U-46619 but not serotonin increases endocannabinoid content in middle cerebral artery: evidence for functional relevance

Abstract

Cerebral vascular smooth muscle cells express the CB₁cannabinoid receptor, and CB₁receptor agonists produce vasodilation of cerebral arteries. The purpose of this study was to determine whether vasoconstriction of rat middle cerebral artery (MCA) results in the local formation of endocannabinoids (eCBs), which, via activation of CB₁receptors, oppose the vasoconstriction in a feedback manner. The thromboxane A₂(TXA₂) mimetic U-46619 significantly increased N-arachidonylethanolamine (AEA) and 2-arachidonylglycerol (2-AG) content of isolated MCA, whereas 5-hydroxytrypamine (5-HT) decreased AEA and 2-AG content.

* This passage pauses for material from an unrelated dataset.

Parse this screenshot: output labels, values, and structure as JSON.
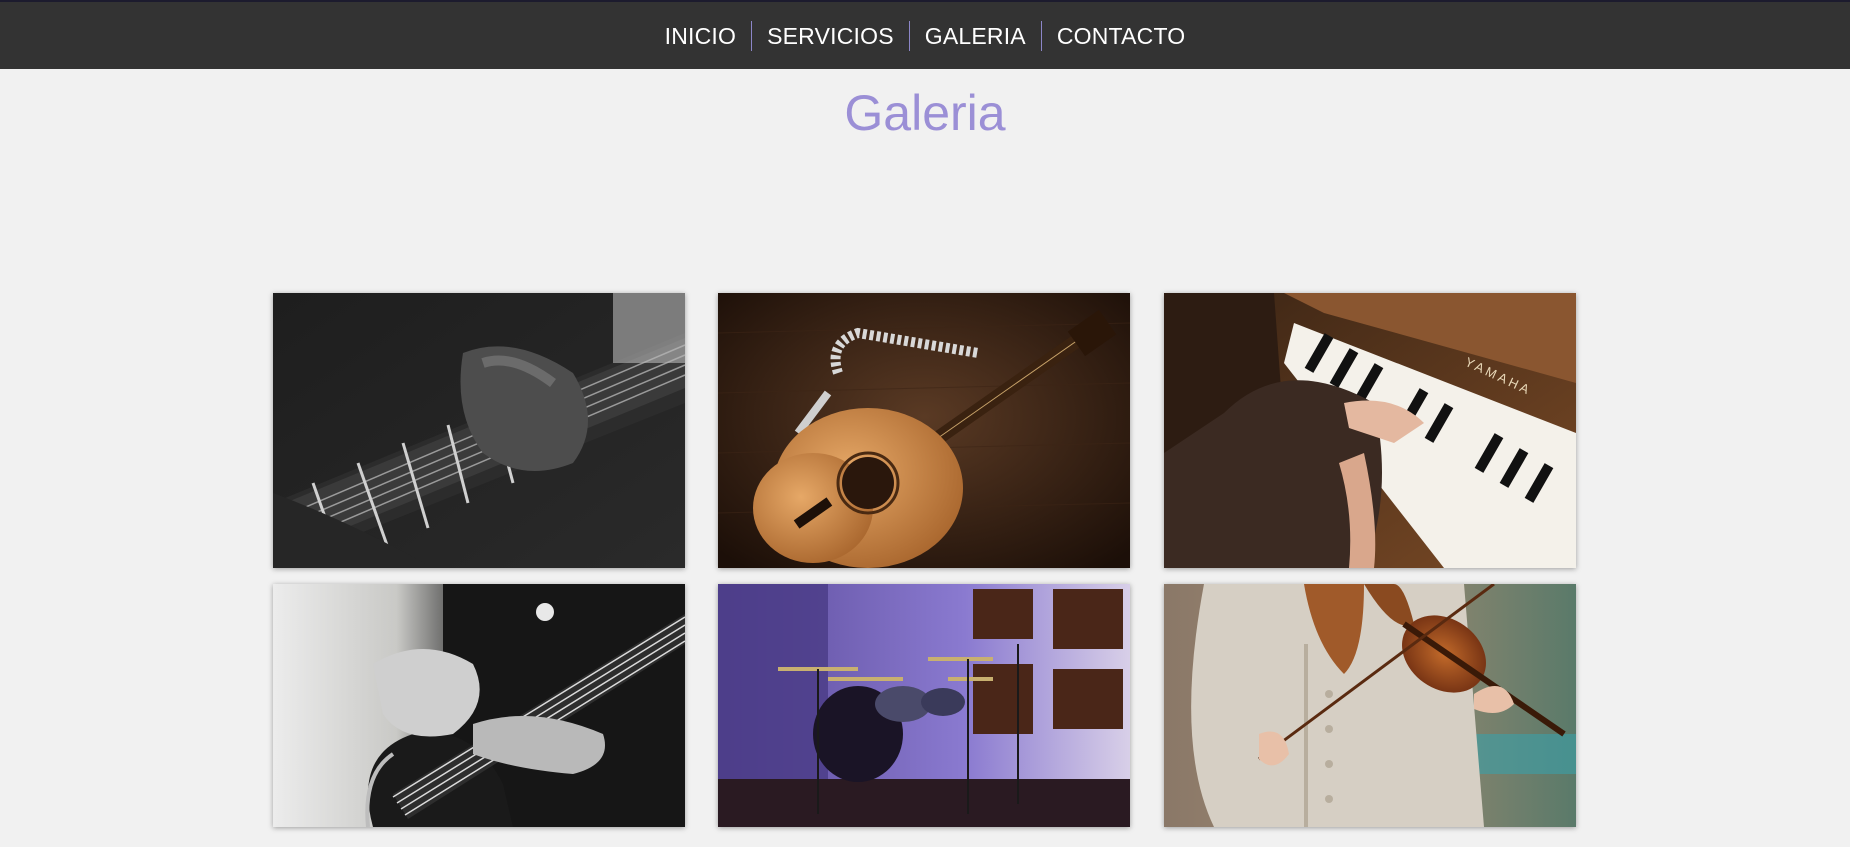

If eCBs play a feedback role in the regulation of MCA tone, then CB₁receptor antagonists should enhance the constriction of MCA produced by U-46619 but not 5-HT. U-46619 caused concentration-dependent constrictions of endothelium-denuded MCA. Two CB₁receptor antagonists SR-141716 and AM-251 decreased the EC₅₀value for U-46619 to constrict endothelium-denuded MCA without affecting the maximal effect. A low concentration of CB₁receptor agonist Win-55212-2 (30 nM) produced vasodilation of MCAs constricted with low but not saturating concentrations of U-46619. SR-141716 had no effect on the 5-HT concentration-contraction relationship. These data suggest that TXA₂receptor activation increases MCA eCB content, which, via activation of CB₁receptors, reduces the constriction produced by moderate concentrations of the TXA₂agonist. Although 5-HT-induced vasoconstriction is reduced by exogenous CB₁receptor agonist, activation of 5-HT receptors does not increase eCB content. These results suggest that MCA production of eCBs is not regulated by constriction per se but likely via a signaling pathway that is specific for TXA₂receptors and not 5-HT receptors.